5) Can those labels be recreated manually in the target system?

6) What would happen if those labels were not available?

7) Do you have a need to have complete and accurate integration history in the target system (i.e. if there was a branch of Foo to Bar in the source system can the new system just have Foo and Bar as unrelated versioned items or does the integration link need to exist?)

8) What would happen if that integration history were lost?

9) Can you recreate it manually using a baseless merge?

10) Does your development environment depend of complex workspace or branch mappings in order to allow sparse branches or workspaces in a manner that would incompatible with your target system? (e.g. ClearCase’s branching model is fundamentally different than TFS and the Perforce client mapping syntax is more robust than the TFS)

11) Do the source and target systems have operational parity?

a. If not – how will you address migrating those? Examples include:

                                                               i. Rename? (TFS does, Perforce does not)

                                                             ii. Destory? (ClearCase does, TFS does not)

                                                            iii. Sharing? (VSS does, TFS does not)

                                                           iv. Perforce and VSS support keyword expansion, TFS does not

12) Are there naming convention rules that need to be addressed between the source and target system?

a. For example TFS cannot have items that have a path segment that begin with ‘$’ whereas Perforce reserves ‘#’ and ‘@’ for revision identifiers

b. TFS has a 260 character path limit (other systems have more, others less)

c. TFS is not case sensitive (E.txt is the same as e.TXT) whereas solutions with unix clients often are case sensitive (E.txt is not the same as e.TXT).

d. What would happen if those files were not migrated because of this?

13) Will users, security groups and permissions be migrated?
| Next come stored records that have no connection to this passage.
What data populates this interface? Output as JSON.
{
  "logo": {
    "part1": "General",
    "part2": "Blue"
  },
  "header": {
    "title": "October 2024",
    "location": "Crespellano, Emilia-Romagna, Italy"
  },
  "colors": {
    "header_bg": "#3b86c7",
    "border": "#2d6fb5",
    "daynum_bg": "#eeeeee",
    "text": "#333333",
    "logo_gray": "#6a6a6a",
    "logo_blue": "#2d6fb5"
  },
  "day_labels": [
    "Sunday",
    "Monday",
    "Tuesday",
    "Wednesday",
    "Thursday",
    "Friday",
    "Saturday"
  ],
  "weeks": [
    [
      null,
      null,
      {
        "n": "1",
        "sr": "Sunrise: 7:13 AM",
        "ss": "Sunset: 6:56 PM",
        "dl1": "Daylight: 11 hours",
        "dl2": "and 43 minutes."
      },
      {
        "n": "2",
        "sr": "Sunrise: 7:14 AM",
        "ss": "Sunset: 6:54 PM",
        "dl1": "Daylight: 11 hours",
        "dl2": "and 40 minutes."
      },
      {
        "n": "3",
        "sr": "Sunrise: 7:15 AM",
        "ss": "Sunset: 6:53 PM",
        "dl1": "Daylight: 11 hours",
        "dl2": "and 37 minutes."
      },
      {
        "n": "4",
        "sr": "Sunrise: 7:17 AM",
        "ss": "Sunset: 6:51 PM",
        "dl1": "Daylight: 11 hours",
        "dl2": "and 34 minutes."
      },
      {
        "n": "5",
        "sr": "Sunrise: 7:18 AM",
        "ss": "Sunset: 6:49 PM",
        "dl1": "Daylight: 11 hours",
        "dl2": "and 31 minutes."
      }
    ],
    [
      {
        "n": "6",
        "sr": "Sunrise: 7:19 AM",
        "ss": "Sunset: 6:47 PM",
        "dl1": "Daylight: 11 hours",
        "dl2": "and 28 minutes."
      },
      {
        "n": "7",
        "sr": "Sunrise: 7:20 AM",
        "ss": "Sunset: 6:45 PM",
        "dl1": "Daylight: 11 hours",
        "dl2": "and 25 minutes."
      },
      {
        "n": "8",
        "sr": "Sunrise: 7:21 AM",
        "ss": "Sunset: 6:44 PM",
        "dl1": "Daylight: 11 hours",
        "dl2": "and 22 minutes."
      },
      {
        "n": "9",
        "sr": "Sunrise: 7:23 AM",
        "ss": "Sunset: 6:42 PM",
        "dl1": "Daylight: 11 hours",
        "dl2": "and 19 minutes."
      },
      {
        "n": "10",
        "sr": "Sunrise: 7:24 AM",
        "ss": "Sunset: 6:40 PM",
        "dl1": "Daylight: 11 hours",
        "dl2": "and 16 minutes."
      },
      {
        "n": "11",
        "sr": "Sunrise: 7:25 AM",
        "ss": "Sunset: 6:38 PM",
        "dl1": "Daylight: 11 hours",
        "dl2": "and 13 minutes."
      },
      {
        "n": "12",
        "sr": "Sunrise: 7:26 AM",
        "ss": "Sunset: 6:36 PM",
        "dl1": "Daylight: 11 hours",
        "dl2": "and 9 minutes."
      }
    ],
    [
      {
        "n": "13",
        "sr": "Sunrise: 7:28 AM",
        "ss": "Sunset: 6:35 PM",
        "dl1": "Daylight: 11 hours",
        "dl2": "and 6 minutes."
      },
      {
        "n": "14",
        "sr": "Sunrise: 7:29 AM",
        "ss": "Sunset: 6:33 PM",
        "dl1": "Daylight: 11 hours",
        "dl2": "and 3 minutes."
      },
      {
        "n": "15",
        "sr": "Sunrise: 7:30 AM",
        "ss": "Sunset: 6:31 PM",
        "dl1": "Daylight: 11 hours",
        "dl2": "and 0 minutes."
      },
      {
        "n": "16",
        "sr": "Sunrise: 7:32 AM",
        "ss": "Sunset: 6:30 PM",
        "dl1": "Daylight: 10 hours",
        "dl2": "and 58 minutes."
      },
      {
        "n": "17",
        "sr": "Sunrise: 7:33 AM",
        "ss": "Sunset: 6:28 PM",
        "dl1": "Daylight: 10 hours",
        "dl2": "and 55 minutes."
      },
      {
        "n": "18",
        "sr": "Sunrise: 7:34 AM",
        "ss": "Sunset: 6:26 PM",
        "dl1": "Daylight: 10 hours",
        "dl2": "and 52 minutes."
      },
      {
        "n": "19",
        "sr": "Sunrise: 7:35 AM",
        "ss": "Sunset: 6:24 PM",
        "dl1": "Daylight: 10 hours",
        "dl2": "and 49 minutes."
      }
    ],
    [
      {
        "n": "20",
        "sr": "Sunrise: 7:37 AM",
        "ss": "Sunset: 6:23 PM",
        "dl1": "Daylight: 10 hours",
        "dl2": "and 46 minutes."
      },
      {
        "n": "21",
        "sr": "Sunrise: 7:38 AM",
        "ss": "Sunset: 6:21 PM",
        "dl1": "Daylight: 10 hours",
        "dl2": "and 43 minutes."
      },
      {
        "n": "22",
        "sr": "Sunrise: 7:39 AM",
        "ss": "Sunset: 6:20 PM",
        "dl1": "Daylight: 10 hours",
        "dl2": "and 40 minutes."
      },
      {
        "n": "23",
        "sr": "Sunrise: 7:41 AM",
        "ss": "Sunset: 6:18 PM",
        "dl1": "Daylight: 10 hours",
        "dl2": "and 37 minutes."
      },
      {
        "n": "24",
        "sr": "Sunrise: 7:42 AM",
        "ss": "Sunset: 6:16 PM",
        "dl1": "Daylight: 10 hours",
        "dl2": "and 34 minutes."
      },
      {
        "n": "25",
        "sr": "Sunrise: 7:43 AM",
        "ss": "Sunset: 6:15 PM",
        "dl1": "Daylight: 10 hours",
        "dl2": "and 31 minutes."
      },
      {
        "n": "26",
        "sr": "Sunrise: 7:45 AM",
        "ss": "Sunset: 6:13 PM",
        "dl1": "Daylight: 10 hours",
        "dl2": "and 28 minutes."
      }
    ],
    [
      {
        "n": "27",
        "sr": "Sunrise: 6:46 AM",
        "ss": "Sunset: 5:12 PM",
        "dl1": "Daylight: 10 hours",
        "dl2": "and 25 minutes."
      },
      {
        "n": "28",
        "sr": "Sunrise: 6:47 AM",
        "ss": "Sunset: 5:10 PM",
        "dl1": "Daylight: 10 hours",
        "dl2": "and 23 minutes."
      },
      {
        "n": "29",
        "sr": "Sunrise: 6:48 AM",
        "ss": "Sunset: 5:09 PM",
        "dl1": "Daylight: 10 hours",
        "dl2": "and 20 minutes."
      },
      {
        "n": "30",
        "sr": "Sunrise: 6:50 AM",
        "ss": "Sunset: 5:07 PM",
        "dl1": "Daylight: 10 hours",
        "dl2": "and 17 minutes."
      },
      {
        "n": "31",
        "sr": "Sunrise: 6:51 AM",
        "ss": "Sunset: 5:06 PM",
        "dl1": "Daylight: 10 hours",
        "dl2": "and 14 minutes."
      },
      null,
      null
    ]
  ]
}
14) Will items that are locked in the source system remain locked in the target?

15) Will items that have an encoding associated with them retain that encoding in the target system?

16) Will workspaces be migrated?

17) Will links between items be migrated?

18) Will changeset metadata be retained?

a. Will timestamps, comments and the original author be retained?

b. If the source system allows custom metadata (e.g. ClearCase) but the target system does not will that metadata simply be lost or captured somehow?

19) How does the migration tool respond to failure mid-way through the process?

a. Can it recover and pick up where it left off?

b. Does it require manual intervention to get going again?

c. Is the tool able to consolidate the logs for multiple runs into a single view?

20) How long will the migration take (or how will I know how much time is left)?

Start with those. Spend a day thinking about them and see where it goes.

And one last question … What questions am I missing?